Johnny Rasse, « chanteur d’oiseaux »
L’art, puissant moyen de communication, nous apporte un message qui ne prend pas nécessairement la forme d’un objet qu’on pourrait acheter, ou s’approprier. La marchandisation des œuvres inscrit en elles une sorte de déchéance, ou comme une date de péremption, mais elle n’est pas fatale. Certains messages esthétiques semblent proches du massage quand, circulant parmi les assistants, ils resserrent autrement nos liens, nous rendant poreux, ou traversés, collectivement transis et portés. Et c’est pourquoi les « artistes-messagers » invités à la quatrième édition de Ça remue aux rencontres d’octobre 2020, au Musée dauphinois de Grenoble, ont tellement ému ceux qui eurent la chance d’assister à leurs performances.
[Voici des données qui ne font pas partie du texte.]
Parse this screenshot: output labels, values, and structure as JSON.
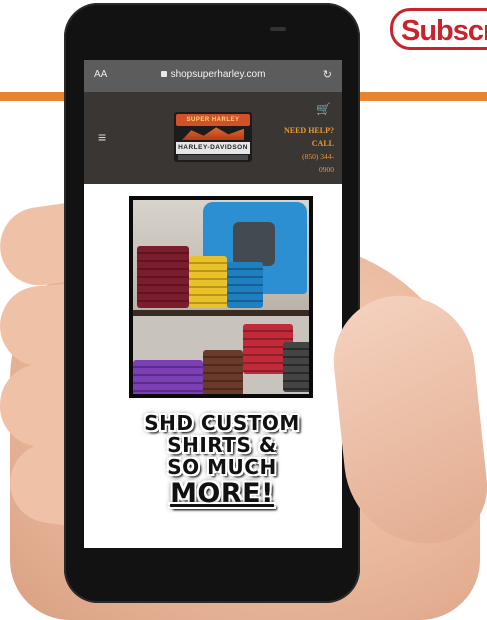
{
  "banner": {
    "subscribe_label": "Subscri"
  },
  "browser": {
    "text_size_label": "AA",
    "url": "shopsuperharley.com",
    "reload_glyph": "↻"
  },
  "site": {
    "logo_top": "SUPER HARLEY",
    "logo_bottom": "HARLEY-DAVIDSON",
    "help_line1": "NEED HELP?",
    "help_line2": "CALL",
    "help_line3": "(850) 344-",
    "help_line4": "0900"
  },
  "promo": {
    "line1": "SHD CUSTOM",
    "line2": "SHIRTS &",
    "line3": "SO MUCH",
    "line4": "MORE!"
  },
  "colors": {
    "accent_orange": "#e8842e",
    "subscribe_red": "#c9242b",
    "header_bg": "#3a3634",
    "help_text": "#e79a38"
  }
}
Philippe Mouillon l’a souligné à l’ouverture de ces journées, il s’agissait d’approcher le paysage par le dépaysement, et de convoquer pour cela « des siffleurs d’oiseaux, des jardiniers, des architectes, des anthropologues, des bergers et bergères, des performeuses, des philosophes, des écologues, des capteuses d’aubes, d’échos ou de nuages, des poètes et des paysagistes… », inventaire non limitatif des talents alors rassemblés pour cerner ou faire surgir une sensibilité aujourd’hui recueillie dans ce (beau) numéro douze de la revue Local contemporain, de quoi s’agit-il ?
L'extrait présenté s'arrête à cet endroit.